Get Rid of Algae in Your Pool

The best method for clearing up your water is the same for all three types of algae with just one exception.

1. Vacuum Your Pool Manually

Automatic or robotic pool cleaners aren’t well suited to cleaning algae. Ideally, you’ll manually vacuum directly to waste, bypassing your filter and preventing recirculation of your contaminated water. When you vacuum your pool manually, pay special attention to areas with algae.

2. Brush Your Pool Walls and Floor

Scrubbing the algae off your pool walls lets your sanitizer get deeper into the remaining algae. It also stirs up the sediment you’ve brushed off so it can be killed and filtered out.

Using a stiff pool brush on a pole, brush the walls and floor of your pool. Pay special attention to corners and shady areas where algae is usually worst. As you go, your water will become cloudy, obstructing your view, so get those tough spots first.

3. Test and Balance the Water

Use your test strips, digital kit, or liquid kit to test your alkalinity and pH. Balancing your water chemistry now ensures your sanitizer will be effective against the algae. High pH or low alkalinity will especially inhibit pool shock.

 

 

4. Shock Your Swimming Pool

More resistant types of algae require more aggressive treatment, so if the infection is heavy, you’ll need more shock.

Even if you don’t normally use chlorine shock, for this purpose, it’s best to use calcium hypochlorite shock—and lots of it. Follow the package instructions to determine the dose for your pool size, then multiply that by two, three, or four depending on which type of algae you’ve got.

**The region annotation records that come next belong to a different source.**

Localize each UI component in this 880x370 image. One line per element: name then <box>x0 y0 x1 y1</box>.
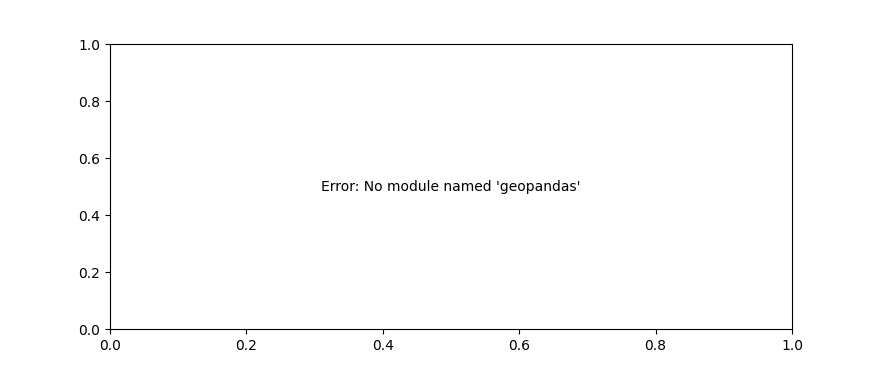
Text: Error: No module named 'geopandas': Error: No module named 'geopandas' <box>321 180 581 194</box>
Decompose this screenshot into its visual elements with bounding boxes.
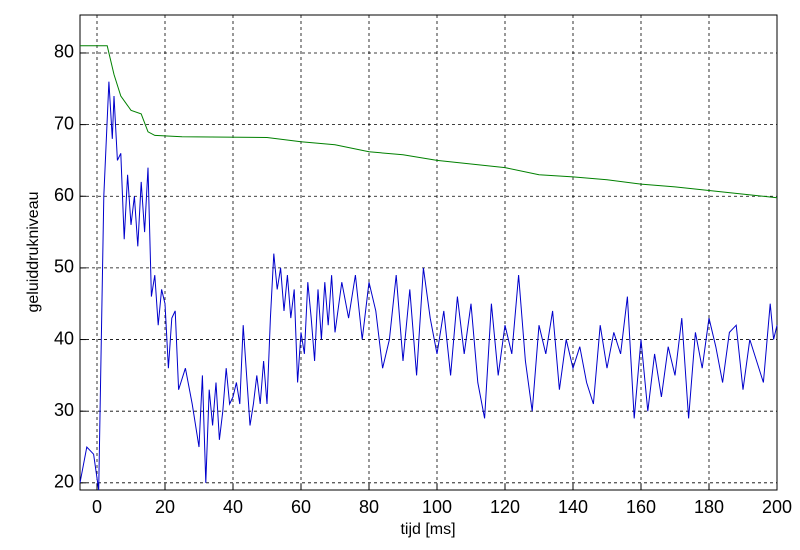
- data-line: [80, 45, 778, 199]
- y-tick-label: 20: [54, 472, 74, 492]
- x-tick-label: 200: [762, 497, 792, 517]
- x-tick-label: 40: [223, 497, 243, 517]
- x-tick-label: 140: [558, 497, 588, 517]
- plot-area: [79, 14, 778, 491]
- y-tick-label: 30: [54, 400, 74, 420]
- x-tick-label: 80: [359, 497, 379, 517]
- data-line: [79, 81, 778, 491]
- x-tick-label: 100: [422, 497, 452, 517]
- x-axis-label: tijd [ms]: [400, 521, 455, 538]
- x-tick-label: 180: [694, 497, 724, 517]
- y-tick-label: 70: [54, 113, 74, 133]
- x-tick-label: 20: [155, 497, 175, 517]
- x-tick-label: 160: [626, 497, 656, 517]
- x-tick-label: 60: [291, 497, 311, 517]
- x-tick-label: 120: [490, 497, 520, 517]
- y-tick-label: 60: [54, 185, 74, 205]
- y-axis-label: geluiddrukniveau: [25, 192, 42, 313]
- y-tick-label: 40: [54, 328, 74, 348]
- y-tick-label: 80: [54, 42, 74, 62]
- y-tick-label: 50: [54, 257, 74, 277]
- x-tick-label: 0: [92, 497, 102, 517]
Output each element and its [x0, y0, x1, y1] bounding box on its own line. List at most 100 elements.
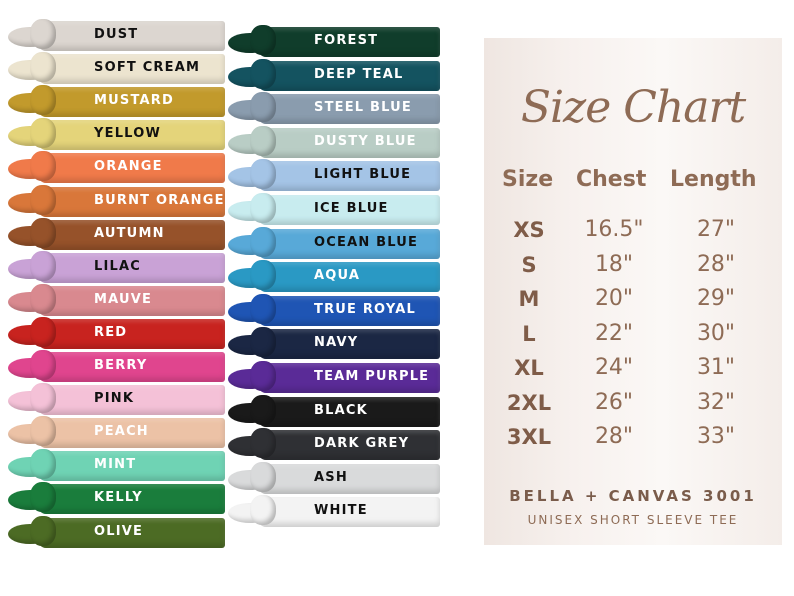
color-swatch[interactable]: BURNT ORANGE	[8, 184, 225, 219]
knot-icon	[30, 383, 56, 414]
shirt-body	[258, 127, 440, 158]
knot-icon	[250, 260, 276, 291]
color-swatch[interactable]: ICE BLUE	[228, 193, 440, 227]
knot-icon	[30, 85, 56, 116]
knot-icon	[30, 52, 56, 83]
color-swatch[interactable]: MUSTARD	[8, 85, 225, 119]
color-name: ICE BLUE	[314, 201, 389, 216]
color-name: LIGHT BLUE	[314, 167, 412, 183]
color-name: NAVY	[314, 335, 359, 351]
size-label: 3XL	[506, 425, 552, 449]
color-name: DUST	[94, 27, 139, 42]
color-swatch[interactable]: PINK	[8, 383, 225, 417]
color-swatch[interactable]: YELLOW	[8, 118, 225, 152]
color-swatch[interactable]: SOFT CREAM	[8, 52, 225, 86]
color-swatch[interactable]: OCEAN BLUE	[228, 226, 440, 261]
knot-icon	[30, 184, 56, 215]
color-swatch[interactable]: TRUE ROYAL	[228, 293, 440, 328]
shirt-body	[38, 252, 225, 283]
color-swatch[interactable]: NAVY	[228, 327, 440, 361]
size-row: XL 24" 31"	[484, 354, 782, 388]
knot-icon	[30, 316, 56, 347]
color-swatch[interactable]: DUSTY BLUE	[228, 125, 440, 160]
shirt-body	[258, 161, 440, 192]
knot-icon	[30, 482, 56, 513]
knot-icon	[30, 350, 56, 380]
knot-icon	[30, 283, 56, 314]
color-name: TEAM PURPLE	[314, 369, 430, 384]
color-name: DEEP TEAL	[314, 66, 404, 82]
color-name: PEACH	[94, 424, 149, 440]
knot-icon	[250, 327, 276, 358]
color-swatch[interactable]: ORANGE	[8, 151, 225, 185]
shirt-body	[258, 295, 440, 326]
color-swatch[interactable]: OLIVE	[8, 515, 225, 550]
knot-icon	[250, 394, 276, 425]
color-name: BERRY	[94, 358, 148, 373]
header-size: Size	[502, 167, 554, 192]
shirt-body	[38, 153, 225, 184]
shirt-body	[258, 497, 440, 528]
shirt-body	[258, 363, 440, 393]
color-name: KELLY	[94, 490, 143, 506]
color-name: ORANGE	[94, 159, 163, 175]
knot-icon	[30, 416, 56, 447]
chest-value: 28"	[594, 424, 634, 449]
color-swatch[interactable]: DEEP TEAL	[228, 58, 440, 93]
shirt-body	[38, 285, 225, 316]
shirt-body	[258, 94, 440, 125]
size-row: 2XL 26" 32"	[484, 389, 782, 423]
shirt-body	[38, 21, 225, 51]
color-name: ASH	[314, 469, 348, 485]
shirt-body	[38, 385, 225, 416]
color-swatch[interactable]: MINT	[8, 449, 225, 483]
chest-value: 22"	[594, 320, 634, 346]
size-label: L	[522, 321, 536, 346]
color-swatch[interactable]: STEEL BLUE	[228, 92, 440, 126]
shirt-body	[258, 27, 440, 57]
length-value: 31"	[696, 355, 736, 380]
shirt-body	[38, 352, 225, 382]
color-swatch[interactable]: ASH	[228, 461, 440, 496]
knot-icon	[250, 92, 276, 123]
color-swatch[interactable]: LIGHT BLUE	[228, 159, 440, 193]
color-name: MUSTARD	[94, 93, 174, 109]
color-name: LILAC	[94, 258, 142, 274]
color-name: AUTUMN	[94, 225, 165, 241]
color-name: MAUVE	[94, 291, 153, 307]
color-swatch[interactable]: FOREST	[228, 25, 440, 59]
color-name: OCEAN BLUE	[314, 234, 419, 250]
chest-value: 16.5"	[584, 217, 644, 242]
size-label: XS	[513, 218, 545, 242]
color-swatch[interactable]: DUST	[8, 19, 225, 53]
length-value: 27"	[696, 217, 736, 242]
color-swatch[interactable]: BERRY	[8, 350, 225, 384]
color-swatch[interactable]: WHITE	[228, 495, 440, 529]
length-value: 28"	[696, 251, 736, 277]
color-swatch[interactable]: RED	[8, 316, 225, 351]
color-name: OLIVE	[94, 523, 144, 539]
color-swatch[interactable]: DARK GREY	[228, 428, 440, 462]
length-value: 29"	[696, 286, 736, 311]
color-swatch[interactable]: TEAM PURPLE	[228, 361, 440, 395]
color-swatch[interactable]: KELLY	[8, 482, 225, 516]
knot-icon	[250, 193, 276, 223]
knot-icon	[30, 151, 56, 182]
size-chart-panel: Size Chart Size Chest Length XS 16.5" 27" S…	[484, 38, 782, 545]
color-name: TRUE ROYAL	[314, 301, 416, 317]
color-swatch[interactable]: AQUA	[228, 260, 440, 294]
color-name: MINT	[94, 457, 137, 473]
shirt-body	[38, 219, 225, 250]
color-swatch[interactable]: PEACH	[8, 416, 225, 450]
color-swatch[interactable]: MAUVE	[8, 283, 225, 318]
shirt-body	[38, 54, 225, 85]
size-row: M 20" 29"	[484, 285, 782, 319]
color-swatch[interactable]: AUTUMN	[8, 217, 225, 252]
size-row: S 18" 28"	[484, 251, 782, 285]
color-swatch[interactable]: LILAC	[8, 250, 225, 285]
knot-icon	[250, 226, 276, 257]
color-swatch[interactable]: BLACK	[228, 394, 440, 429]
length-value: 32"	[696, 389, 736, 415]
color-name: WHITE	[314, 503, 368, 519]
shirt-body	[38, 120, 225, 151]
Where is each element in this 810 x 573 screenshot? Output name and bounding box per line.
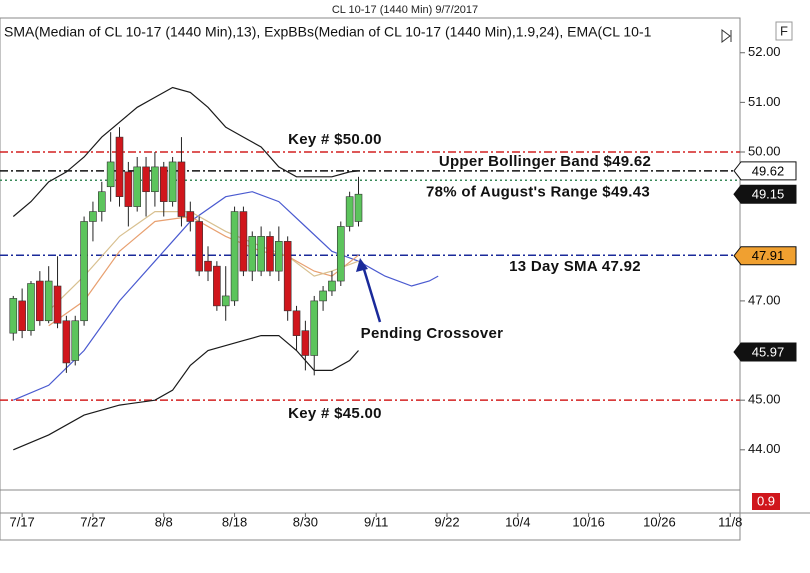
- chart-title: CL 10-17 (1440 Min) 9/7/2017: [332, 4, 478, 16]
- annotation: Key # $50.00: [288, 131, 382, 148]
- volume-marker: [752, 493, 780, 510]
- y-tick-label: 47.00: [748, 292, 781, 307]
- candle-body: [266, 236, 274, 272]
- scroll-icon[interactable]: [721, 29, 732, 43]
- candle-body: [71, 320, 80, 361]
- indicator-line: [13, 335, 359, 451]
- price-marker-label: 45.97: [752, 344, 785, 359]
- y-tick-label: 50.00: [748, 143, 781, 158]
- price-marker: [733, 184, 797, 204]
- candle-body: [336, 226, 345, 282]
- x-tick-label: 9/22: [434, 514, 459, 529]
- corner-label: F: [780, 23, 788, 38]
- y-tick-label: 51.00: [748, 94, 781, 109]
- indicator-line: [13, 191, 439, 401]
- arrow-head: [356, 258, 368, 272]
- candle-body: [9, 298, 18, 334]
- y-tick-label: 45.00: [748, 392, 781, 407]
- candle-body: [115, 136, 124, 197]
- indicator-line: [48, 211, 359, 312]
- indicator-line: [12, 86, 359, 217]
- candle-body: [168, 161, 177, 202]
- candle-body: [151, 166, 159, 193]
- price-marker: [733, 342, 797, 362]
- y-tick-label: 52.00: [748, 44, 781, 59]
- indicator-line: [48, 215, 359, 327]
- candle-body: [319, 290, 327, 302]
- x-tick-label: 8/18: [222, 514, 247, 529]
- candle-body: [142, 166, 150, 193]
- price-marker-label: 49.62: [752, 163, 785, 178]
- x-tick-label: 8/30: [293, 514, 318, 529]
- candle-body: [301, 330, 310, 356]
- candle-body: [106, 161, 115, 188]
- x-tick-label: 11/8: [718, 514, 742, 529]
- candle-body: [97, 191, 106, 212]
- candle-body: [283, 241, 292, 312]
- arrow-shaft: [361, 265, 382, 323]
- candle-body: [230, 211, 239, 302]
- candle-body: [80, 221, 88, 322]
- candle-body: [213, 265, 221, 307]
- candle-body: [133, 166, 142, 207]
- candle-body: [44, 280, 53, 322]
- candle-body: [186, 211, 195, 222]
- price-marker: [733, 161, 797, 181]
- candle-body: [195, 221, 203, 272]
- x-tick-label: 8/8: [155, 514, 173, 529]
- annotation: 78% of August's Range $49.43: [426, 183, 650, 200]
- candle-body: [221, 295, 230, 307]
- corner-box: [775, 21, 793, 41]
- candle-body: [292, 310, 301, 336]
- annotation: Key # $45.00: [288, 405, 382, 422]
- candle-body: [310, 300, 319, 356]
- candle-body: [239, 211, 248, 272]
- price-marker-label: 49.15: [752, 187, 785, 202]
- x-tick-label: 10/4: [505, 514, 530, 529]
- candle-body: [36, 280, 44, 322]
- x-tick-label: 7/17: [9, 514, 34, 529]
- indicator-header: SMA(Median of CL 10-17 (1440 Min),13), E…: [4, 24, 652, 40]
- price-marker-label: 47.91: [752, 248, 785, 263]
- candle-body: [27, 283, 35, 331]
- candle-body: [124, 171, 133, 207]
- x-tick-label: 10/26: [643, 514, 676, 529]
- candle-body: [89, 211, 97, 222]
- candle-body: [248, 236, 257, 272]
- x-tick-label: 9/11: [364, 514, 388, 529]
- price-marker: [733, 246, 797, 266]
- x-tick-label: 10/16: [572, 514, 605, 529]
- candle-body: [345, 196, 354, 227]
- annotation: Upper Bollinger Band $49.62: [439, 153, 651, 170]
- candle-body: [177, 161, 186, 217]
- candle-body: [257, 236, 265, 272]
- candle-body: [159, 166, 168, 202]
- candle-body: [18, 300, 26, 331]
- candle-body: [62, 320, 71, 364]
- candle-body: [204, 260, 212, 272]
- annotation: 13 Day SMA 47.92: [509, 258, 641, 275]
- candle-body: [328, 280, 336, 292]
- candle-body: [354, 193, 363, 222]
- annotation: Pending Crossover: [361, 325, 504, 342]
- candle-body: [275, 241, 283, 272]
- candle-body: [53, 285, 62, 324]
- y-tick-label: 44.00: [748, 441, 781, 456]
- volume-marker-label: 0.9: [757, 493, 775, 508]
- x-tick-label: 7/27: [80, 514, 105, 529]
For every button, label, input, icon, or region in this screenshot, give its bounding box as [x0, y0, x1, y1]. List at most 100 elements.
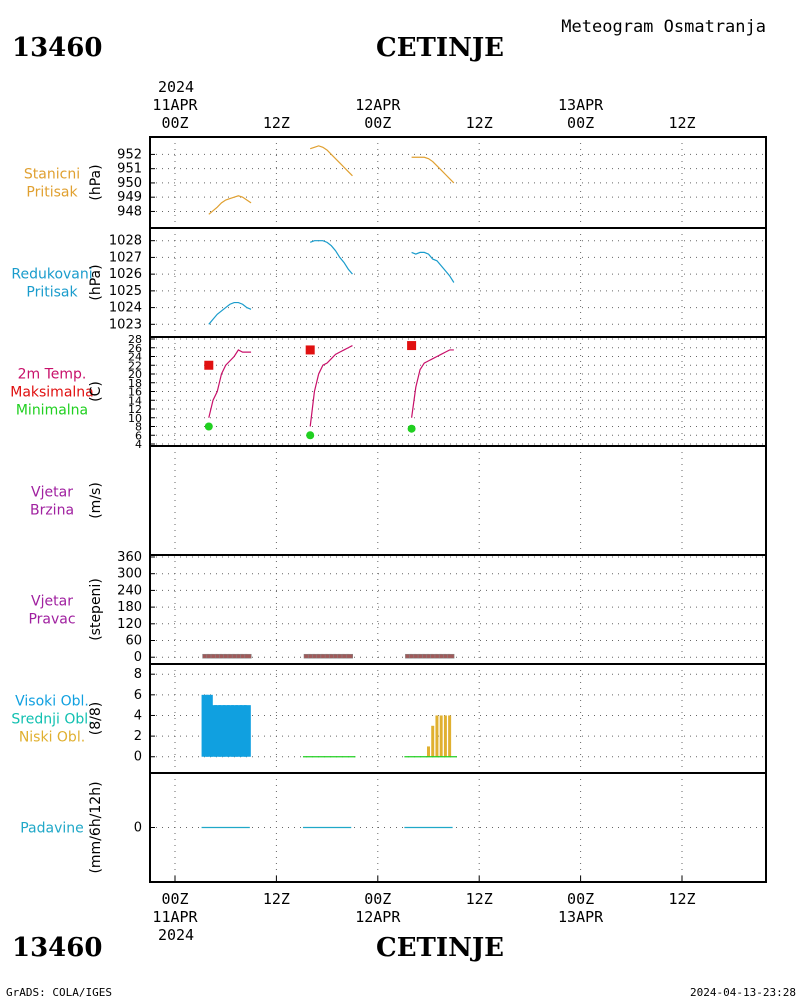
wind-dir-marker: [244, 653, 252, 659]
bottom-hour-label: 00Z: [161, 890, 188, 908]
high-cloud-bar: [214, 705, 222, 757]
y-tick-label: 24: [128, 351, 142, 364]
grid: [150, 337, 766, 446]
y-tick-label: 22: [128, 359, 142, 372]
y-tick-label: 950: [117, 176, 142, 191]
top-hour-label: 12Z: [263, 114, 290, 132]
low-cloud-bar: [439, 715, 443, 757]
top-date-label: 13APR: [558, 96, 604, 114]
y-tick-label: 180: [117, 600, 142, 615]
y-tick-label: 1028: [109, 234, 142, 249]
y-tick-label: 1023: [109, 317, 142, 332]
y-tick-label: 6: [134, 688, 142, 703]
y-tick-label: 240: [117, 583, 142, 598]
bottom-hour-label: 12Z: [668, 890, 695, 908]
credit: GrADS: COLA/IGES: [6, 986, 112, 999]
y-tick-label: 20: [128, 368, 142, 381]
grid: [150, 228, 766, 337]
y-tick-label: 300: [117, 567, 142, 582]
low-cloud-bar: [431, 725, 435, 757]
bottom-hour-label: 12Z: [466, 890, 493, 908]
y-tick-label: 4: [135, 438, 142, 451]
low-cloud-bar: [448, 715, 452, 757]
panel-label: 2m Temp.: [18, 367, 87, 383]
panel-label: Padavine: [20, 821, 84, 837]
timestamp: 2024-04-13-23:28: [690, 986, 796, 999]
y-tick-label: 8: [135, 421, 142, 434]
chart-title: Meteogram Osmatranja: [561, 17, 766, 37]
y-tick-label: 4: [134, 708, 142, 723]
series-line: [208, 195, 252, 215]
y-tick-label: 18: [128, 377, 142, 390]
panel-label: Minimalna: [16, 403, 88, 419]
series-line: [411, 349, 454, 418]
y-tick-label: 360: [117, 550, 142, 565]
y-tick-label: 952: [117, 147, 142, 162]
bottom-date-label: 13APR: [558, 908, 604, 926]
y-axis-label: (m/s): [88, 482, 104, 519]
min-temp-marker: [204, 422, 213, 431]
top-hour-label: 12Z: [466, 114, 493, 132]
panel-label: Stanicni: [24, 167, 80, 183]
wind-dir-marker: [447, 653, 455, 659]
y-tick-label: 951: [117, 162, 142, 177]
bottom-hour-label: 12Z: [263, 890, 290, 908]
high-cloud-bar: [243, 705, 251, 757]
top-hour-label: 00Z: [567, 114, 594, 132]
panel-frame: [149, 136, 767, 229]
y-axis-label: (hPa): [88, 164, 104, 200]
max-temp-marker: [305, 345, 315, 355]
bottom-hour-label: 00Z: [364, 890, 391, 908]
y-tick-label: 12: [128, 403, 142, 416]
y-tick-label: 1025: [109, 284, 142, 299]
y-axis-label: (mm/6h/12h): [88, 781, 104, 873]
grid: [150, 773, 766, 882]
panel-frame: [149, 227, 767, 338]
y-tick-label: 0: [134, 650, 142, 665]
top-date-label: 12APR: [355, 96, 401, 114]
series-line: [411, 156, 455, 184]
y-tick-label: 26: [128, 342, 142, 355]
station-name-bottom: CETINJE: [376, 933, 504, 963]
grid: [150, 664, 766, 773]
panel-label: Redukovani: [11, 267, 92, 283]
y-tick-label: 10: [128, 412, 142, 425]
panel-label: Pritisak: [26, 285, 78, 301]
series-line: [310, 145, 353, 177]
y-axis-label: (hPa): [88, 264, 104, 300]
panel-frame: [149, 445, 767, 556]
y-tick-label: 16: [128, 386, 142, 399]
panel-label: Niski Obl.: [19, 730, 85, 746]
year-bottom: 2024: [158, 926, 194, 944]
y-tick-label: 0: [134, 750, 142, 765]
panel-wind_speed: Vjetar Brzina (m/s): [30, 445, 767, 556]
bottom-time-axis: 00Z 12Z 00Z 12Z 00Z 12Z 11APR 12APR 13APR: [152, 876, 696, 926]
y-tick-label: 60: [125, 634, 142, 649]
high-cloud-bar: [201, 694, 209, 757]
panel-label: Visoki Obl.: [15, 694, 89, 710]
y-axis-label: (stepeni): [88, 578, 104, 641]
station-id-bottom: 13460: [12, 933, 102, 963]
panel-precipitation: Padavine (mm/6h/12h) 0: [20, 772, 767, 883]
y-tick-label: 1024: [109, 301, 142, 316]
y-tick-label: 2: [134, 729, 142, 744]
y-tick-label: 14: [128, 394, 142, 407]
bottom-hour-label: 00Z: [567, 890, 594, 908]
y-tick-label: 1026: [109, 267, 142, 282]
top-date-label: 11APR: [152, 96, 198, 114]
panel-label: Pritisak: [26, 185, 78, 201]
min-temp-marker: [306, 431, 315, 440]
panel-temperature: 2m Temp.MaksimalnaMinimalna(C)4681012141…: [10, 333, 767, 451]
panel-label: Vjetar: [31, 594, 73, 610]
high-cloud-bar: [231, 705, 239, 757]
series-line: [309, 240, 353, 275]
y-tick-label: 948: [117, 204, 142, 219]
y-tick-label: 1027: [109, 250, 142, 265]
series-line: [208, 301, 252, 325]
max-temp-marker: [204, 360, 214, 370]
panel-label: Vjetar: [31, 485, 73, 501]
high-cloud-bar: [239, 705, 247, 757]
series-line: [309, 345, 353, 427]
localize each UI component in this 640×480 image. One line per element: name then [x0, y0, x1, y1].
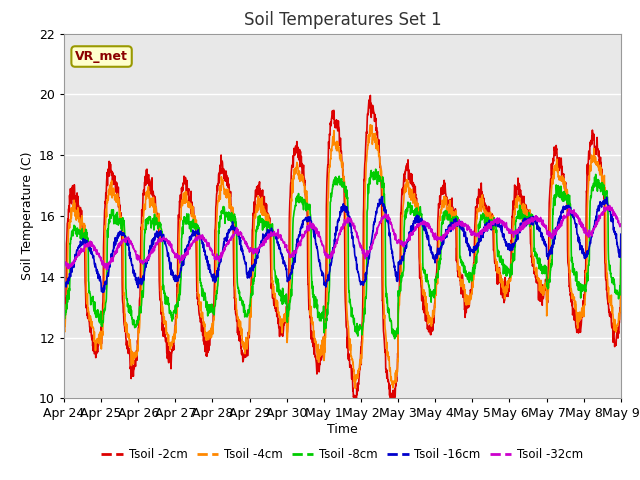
Tsoil -2cm — [316, 361, 324, 367]
Tsoil -32cm — [331, 242, 339, 248]
Tsoil -4cm — [602, 192, 609, 198]
Tsoil -16cm — [617, 231, 625, 237]
Y-axis label: Soil Temperature (C): Soil Temperature (C) — [20, 152, 33, 280]
Title: Soil Temperatures Set 1: Soil Temperatures Set 1 — [244, 11, 441, 29]
Tsoil -2cm — [617, 260, 625, 265]
Tsoil -8cm — [601, 195, 609, 201]
Tsoil -2cm — [60, 319, 68, 324]
Tsoil -4cm — [499, 279, 507, 285]
Tsoil -4cm — [351, 385, 359, 391]
Tsoil -8cm — [602, 189, 609, 195]
Tsoil -16cm — [331, 236, 339, 242]
Tsoil -32cm — [316, 234, 324, 240]
Tsoil -4cm — [601, 185, 609, 191]
Tsoil -8cm — [60, 311, 68, 317]
Tsoil -4cm — [331, 141, 339, 146]
Tsoil -16cm — [88, 251, 96, 257]
Tsoil -16cm — [602, 199, 609, 205]
Tsoil -2cm — [331, 119, 339, 125]
Line: Tsoil -16cm: Tsoil -16cm — [64, 197, 621, 292]
Tsoil -8cm — [316, 314, 324, 320]
Tsoil -8cm — [331, 179, 339, 185]
Tsoil -2cm — [601, 260, 609, 265]
Tsoil -32cm — [60, 259, 68, 265]
Tsoil -32cm — [606, 203, 614, 208]
Tsoil -16cm — [601, 197, 609, 203]
Tsoil -16cm — [100, 289, 108, 295]
Tsoil -2cm — [367, 93, 374, 98]
Text: VR_met: VR_met — [75, 50, 128, 63]
Tsoil -16cm — [316, 260, 324, 266]
Tsoil -2cm — [499, 290, 507, 296]
Tsoil -32cm — [499, 221, 506, 227]
Legend: Tsoil -2cm, Tsoil -4cm, Tsoil -8cm, Tsoil -16cm, Tsoil -32cm: Tsoil -2cm, Tsoil -4cm, Tsoil -8cm, Tsoi… — [97, 443, 588, 466]
Tsoil -16cm — [378, 194, 386, 200]
Tsoil -8cm — [499, 260, 507, 265]
Tsoil -32cm — [617, 221, 625, 227]
Tsoil -2cm — [387, 409, 394, 415]
Line: Tsoil -4cm: Tsoil -4cm — [64, 125, 621, 388]
Tsoil -16cm — [499, 233, 507, 239]
Tsoil -4cm — [316, 350, 324, 356]
Tsoil -4cm — [60, 330, 68, 336]
Tsoil -4cm — [367, 122, 374, 128]
Tsoil -4cm — [617, 257, 625, 263]
X-axis label: Time: Time — [327, 423, 358, 436]
Tsoil -16cm — [60, 284, 68, 289]
Tsoil -8cm — [372, 166, 380, 172]
Tsoil -2cm — [602, 262, 609, 267]
Tsoil -8cm — [88, 299, 96, 304]
Line: Tsoil -2cm: Tsoil -2cm — [64, 96, 621, 412]
Line: Tsoil -32cm: Tsoil -32cm — [64, 205, 621, 270]
Tsoil -32cm — [88, 242, 96, 248]
Tsoil -8cm — [617, 246, 625, 252]
Tsoil -32cm — [103, 267, 111, 273]
Tsoil -4cm — [88, 324, 96, 330]
Tsoil -2cm — [88, 334, 96, 339]
Line: Tsoil -8cm: Tsoil -8cm — [64, 169, 621, 339]
Tsoil -32cm — [601, 205, 609, 211]
Tsoil -32cm — [601, 204, 609, 210]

Don’t use stabilized chlorine to shock your pool. You’ll end up with too much cyanuric acid, which inhibits sanitizer, and can lead you right back to algae in your pool, or other, worse problems.

5. Filter Out The Pool Algae

When your shock treatment kills the algae, it’ll turn your water a cloudy blue. Run your filter continuously for a minimum of eight hours until the water clears up.

You may add pool water clarifier to speed up the process. Be sure to check whether you need to top off your water before turning on the pump.

6. Test Your Pool Water Again

You may use your usual test methods or run a water sample to your local pool store for analysis. You want to be sure your water chemistry is balanced and your chlorine level is back to normal before anyone gets back into the water.

7. Clean Your Pool Filter

The last thing you want is a filter full of particles slowly filling your pool back up with microscopic algae that could start another bloom. Deep clean your filter by soaking it in diluted muriatic acid, or simply replace it.